President & CEO, Korea Economic Institute of America
Former William J. Perry Fellow, Korea Program, Walter H. Shorenstein Asia-Pacific Research Center
Former U.S. Ambassador to the Republic of Korea
Ambassador Kathleen Stephens rejoined The Asia Foundation Board of Trustees in 2015 upon her return from seven months’ service in India as the Charge d’Affaires at the U.S. Embassy in New Delhi. She is the president of the Korea Economic Institute of America. Stephens was formerly William J. Perry Fellow in the Korea Program at the Walter H. Shorenstein Asia-Pacific Research Center (APARC). Amb. Stephens, a career diplomat in the U.S. Foreign Service, was Acting Under Secretary of State for Public Diplomacy and Public Affairs in 2012, and U.S. Ambassador to the Republic of Korea, 2008-2011.
During her diplomatic career Stephens served in numerous posts in Washington, Asia, and Europe. From 2005 to 2007 she was Principal Deputy Assistant Secretary of State for the Bureau of East Asian and Pacific Affairs (EAP). While Deputy Assistant Secretary of State in the Bureau of European and Eurasian Affairs (EUR) from 2003 to 2005, she focused on post-conflict and stabilization issues in the Balkans. She was Director for European Affairs at the National Security Council during the Clinton Administration. Stephens’ overseas postings included service in China, Korea, Yugoslavia, Northern Ireland, Portugal, and Trinidad & Tobago.
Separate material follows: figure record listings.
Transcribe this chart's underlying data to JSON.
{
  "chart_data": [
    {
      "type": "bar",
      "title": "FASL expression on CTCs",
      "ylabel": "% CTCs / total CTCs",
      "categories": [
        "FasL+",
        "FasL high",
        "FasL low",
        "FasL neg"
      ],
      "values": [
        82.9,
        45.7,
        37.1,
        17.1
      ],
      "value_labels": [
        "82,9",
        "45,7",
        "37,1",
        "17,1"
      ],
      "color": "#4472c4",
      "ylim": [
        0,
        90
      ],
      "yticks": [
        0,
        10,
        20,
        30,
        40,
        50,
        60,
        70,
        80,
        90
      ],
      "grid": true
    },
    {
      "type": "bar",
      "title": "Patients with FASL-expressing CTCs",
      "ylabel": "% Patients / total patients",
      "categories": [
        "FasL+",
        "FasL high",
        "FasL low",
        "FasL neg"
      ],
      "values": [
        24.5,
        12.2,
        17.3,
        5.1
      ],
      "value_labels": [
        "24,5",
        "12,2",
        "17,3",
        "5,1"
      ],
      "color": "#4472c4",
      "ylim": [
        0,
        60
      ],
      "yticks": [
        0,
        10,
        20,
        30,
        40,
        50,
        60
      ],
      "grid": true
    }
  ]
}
Stephens holds a bachelor’s degree in Asian Studies from Prescott College, and holds a master’s degree from Harvard University, along with honorary doctoral degrees from Chungnam National University and the University of Maryland. She was senior State Department Fellow at Georgetown University’s Institute for the Study of Diplomacy, 2011-2012. She serves as Vice Chair of the Pacific Century Institute Board of Directors, is on the board of The Korea Society, and is a member of the American Academy of Diplomacy. Ambassador Stephens studied at the University of Hong Kong. She was a Peace Corps volunteer in Korea in the 1970s.